Extension:AbuseFilter/Conditions/Prior to MediaWiki 1.27

From mediawiki.org

Prior to MediaWiki 1.27, the per filter reporting of condition numbers was completely wonky / broken and should not be considered accurate in any way, so don't necessarily rely on those numbers when identifying problems. This was fixed in https://gerrit.wikimedia.org/r/#/c/282399/.
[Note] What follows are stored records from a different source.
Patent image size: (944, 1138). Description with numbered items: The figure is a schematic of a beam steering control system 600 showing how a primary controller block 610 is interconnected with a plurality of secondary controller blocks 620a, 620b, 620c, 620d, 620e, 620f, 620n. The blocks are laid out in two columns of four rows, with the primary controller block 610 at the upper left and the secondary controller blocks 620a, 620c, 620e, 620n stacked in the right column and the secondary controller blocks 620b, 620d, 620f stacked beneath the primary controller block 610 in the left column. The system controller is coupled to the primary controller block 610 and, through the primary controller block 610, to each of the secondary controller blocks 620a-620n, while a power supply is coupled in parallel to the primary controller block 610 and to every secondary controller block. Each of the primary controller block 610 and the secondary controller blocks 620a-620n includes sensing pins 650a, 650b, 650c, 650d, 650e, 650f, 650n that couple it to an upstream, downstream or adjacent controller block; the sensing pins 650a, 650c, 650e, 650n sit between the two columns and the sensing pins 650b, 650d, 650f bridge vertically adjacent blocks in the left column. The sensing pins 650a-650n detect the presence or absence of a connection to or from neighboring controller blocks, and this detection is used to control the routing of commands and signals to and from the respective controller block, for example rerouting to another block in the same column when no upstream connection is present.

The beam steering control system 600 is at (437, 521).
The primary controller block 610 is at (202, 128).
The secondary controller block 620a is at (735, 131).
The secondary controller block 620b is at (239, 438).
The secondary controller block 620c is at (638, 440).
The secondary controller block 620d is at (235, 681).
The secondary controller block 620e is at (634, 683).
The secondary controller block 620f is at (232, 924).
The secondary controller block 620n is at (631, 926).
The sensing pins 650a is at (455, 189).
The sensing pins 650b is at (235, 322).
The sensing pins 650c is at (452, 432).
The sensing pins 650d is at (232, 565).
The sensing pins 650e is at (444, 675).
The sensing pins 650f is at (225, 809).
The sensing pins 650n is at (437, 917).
The condition count was also incremented for every function parameter and every nested parenthetical condition. This was fixed in https://gerrit.wikimedia.org/r/#/c/282477/.

General counting[edit]

Condition counting
Rules Conditions used Notes
'foo' == 'bar' 1 A simple test counts as one condition
false & false & false & false & false 5[1]
( 'foo' == 'bar' ) 2 Evaluating parenthesis also counts as conditions
( 'foo' ) == ( 'bar' ) 3
(((( 'foo' == 'bar' )))) 5
false & ( false & false & false & false ) 2 But they can be used to force a short-circuit
false & ( true & true & true & true ) 2
true & ( false & false & false & false ) 6 Rearranging and grouping the conditions according to their likelihood of being true might represent a big difference in the total number of conditions used by a complex filter
true & ( false & ( false & false & false ) ) 4
str_replace( 'FooFoo', 'Foo', '' ) == 'bar' 5 Each function call and each parameter evaluation also counts as one condition
str_replace( 'FooFoo', 'Foo', '' ) == 'bar'
| str_replace( 'FooFoo', 'Foo', '' ) == 'baz'
9 1 from str_replace + 3 from its parameters + 1 from the first == + 3 for the same parameters + 1 for the second ==
str_replace( 'FooFoo', 'Foo', '' ) 5 equivalent to "str_replace( 'FooFoo', 'Foo', '' ) = 1"
  1. ↑ The last 4 conditions are counted due to phab:T43693

Example 1[edit]

For a practical example, consider filter 59:

article_namespace == 6
& !("autoconfirmed" in user_groups)
& !(user_name in article_recent_contributors)
& rcount ("\{\{.*\}\}", removed_lines) > rcount ("\{\{.*\}\}", added_lines)

This can be simplified as:

A & !(B) & !(C) & rcount( D, E ) > rcount( F, G )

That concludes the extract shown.